Bir çalışan önce vergilerini öder ve sonra bir sonraki maaş çekine kadar maaşından arta kalanla yaşar. Bir şirket tüm kârını harcar ve sonra geriye kalandan vergi öder.
Siz de vergilerinizi nasıl azaltabileceğinizi öğrenebilirsiniz. Bunu yapmak için vergi sisteminin nasıl işlediği konusunda kendinizi eğitmeniz gerekir. Ne kadar çok harcarsanız, vergilendirilecek o kadar az şey kalır. Böylece sizden ne kadar alındığını en aza indirebilirsiniz.
Finansal Okuryazarlığa Sahip Olsanız Bile, Engeller Sizi Zenginlikten Alıkoyabilir; Bunlarla Nasıl Başa Çıkacağınızı Öğrenin
Kendinizi finans konusunda eğittiğinizde, yine de başarıya giden yolda engellerle karşılaşabilirsiniz. Finansal okuryazar insanların başarısız olmasının beş ana nedeni şunlardır:
- Korku
- Eleştiri
- Tembellik
- Kötü Alışkanlıklar
- Kibir
Korku
Robert Greene, para kaybetme deneyimi yaşamamış zengin bir insanla hiç tanışmadığını, ancak tanıştığı neredeyse tüm yoksul insanların tek bir kuruş bile kaybetmediğini açıklıyor. Ders çok açık: Zengin olmak, risk almayı öğrenmek ve risk korkusunu en aza indirmekle eş anlamlıdır.
Kazananlar başarısızlıktan ilham alır, kaybedenler ise başarısızlığa yenilir. Başarısızlıkla karşılaştıklarında kazananlar sadece daha çok çalışırlar. Kaybedenler kaybetmeyi kaldıramazlar, bu yüzden pes ederler. Başarısızlıklardan ders çıkararak başarısızlıklarla başa çıkmak, kazananların bildiği ama kaybedenlerin bilmediği bir sırdır.

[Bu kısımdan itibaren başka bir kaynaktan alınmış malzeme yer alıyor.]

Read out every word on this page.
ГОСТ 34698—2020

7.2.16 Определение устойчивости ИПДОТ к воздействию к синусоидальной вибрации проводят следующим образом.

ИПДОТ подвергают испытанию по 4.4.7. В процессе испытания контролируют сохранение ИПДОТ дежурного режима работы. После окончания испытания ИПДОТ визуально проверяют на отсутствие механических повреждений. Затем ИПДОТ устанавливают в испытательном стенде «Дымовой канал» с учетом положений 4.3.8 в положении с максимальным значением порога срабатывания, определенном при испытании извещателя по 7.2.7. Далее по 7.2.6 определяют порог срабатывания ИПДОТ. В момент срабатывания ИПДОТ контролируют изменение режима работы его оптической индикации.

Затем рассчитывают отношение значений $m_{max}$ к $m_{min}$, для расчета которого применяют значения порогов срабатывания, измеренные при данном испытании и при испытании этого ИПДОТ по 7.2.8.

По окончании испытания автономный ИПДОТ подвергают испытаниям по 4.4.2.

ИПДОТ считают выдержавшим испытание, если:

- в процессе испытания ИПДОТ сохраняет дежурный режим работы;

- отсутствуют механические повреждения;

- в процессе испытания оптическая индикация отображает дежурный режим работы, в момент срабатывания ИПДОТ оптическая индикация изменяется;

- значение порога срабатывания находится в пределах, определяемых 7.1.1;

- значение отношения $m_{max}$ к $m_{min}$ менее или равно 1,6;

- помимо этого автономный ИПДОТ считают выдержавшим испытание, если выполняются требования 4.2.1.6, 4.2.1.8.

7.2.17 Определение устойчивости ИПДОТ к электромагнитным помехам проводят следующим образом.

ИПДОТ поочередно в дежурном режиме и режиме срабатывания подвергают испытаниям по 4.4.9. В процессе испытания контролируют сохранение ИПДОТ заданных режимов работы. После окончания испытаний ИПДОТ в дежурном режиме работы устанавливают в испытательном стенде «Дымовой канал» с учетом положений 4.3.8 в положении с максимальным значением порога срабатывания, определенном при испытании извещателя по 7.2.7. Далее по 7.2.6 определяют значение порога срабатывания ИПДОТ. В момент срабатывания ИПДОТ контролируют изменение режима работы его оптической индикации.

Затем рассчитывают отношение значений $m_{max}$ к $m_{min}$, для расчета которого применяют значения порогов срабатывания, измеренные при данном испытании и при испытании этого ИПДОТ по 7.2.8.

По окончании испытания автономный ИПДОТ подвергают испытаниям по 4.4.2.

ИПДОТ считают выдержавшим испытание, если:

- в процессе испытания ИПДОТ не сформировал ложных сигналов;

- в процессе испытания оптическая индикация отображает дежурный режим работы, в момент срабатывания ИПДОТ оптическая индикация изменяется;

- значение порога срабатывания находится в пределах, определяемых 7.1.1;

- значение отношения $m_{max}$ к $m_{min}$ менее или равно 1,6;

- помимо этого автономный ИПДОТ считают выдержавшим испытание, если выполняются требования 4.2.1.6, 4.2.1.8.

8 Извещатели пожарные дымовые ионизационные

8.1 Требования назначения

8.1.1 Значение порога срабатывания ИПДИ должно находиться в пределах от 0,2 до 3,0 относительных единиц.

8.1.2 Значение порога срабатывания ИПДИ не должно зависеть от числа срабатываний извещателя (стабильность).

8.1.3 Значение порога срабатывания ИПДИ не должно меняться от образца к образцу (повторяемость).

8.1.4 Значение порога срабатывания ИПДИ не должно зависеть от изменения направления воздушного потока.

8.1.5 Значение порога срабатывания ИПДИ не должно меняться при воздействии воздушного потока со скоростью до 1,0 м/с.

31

Çoğu insan kazanmak için oynamak yerine kaybetmemek için oynadığı için finansal olarak zorlanır- Rober Kiyosaki
Eleştiri
İnsanların şüpheleri ve belirsizlikleri onları fakir tutar. Teknik olarak, fare yarışından çıkmak çok kolaydır, ancak şüpheler fare yarışçılarını felç eder. Sinikler, kazananların yaptığı gibi analiz etmek yerine eleştirmeyi tercih ederler. Eleştirileri fırsatları görmelerini engeller.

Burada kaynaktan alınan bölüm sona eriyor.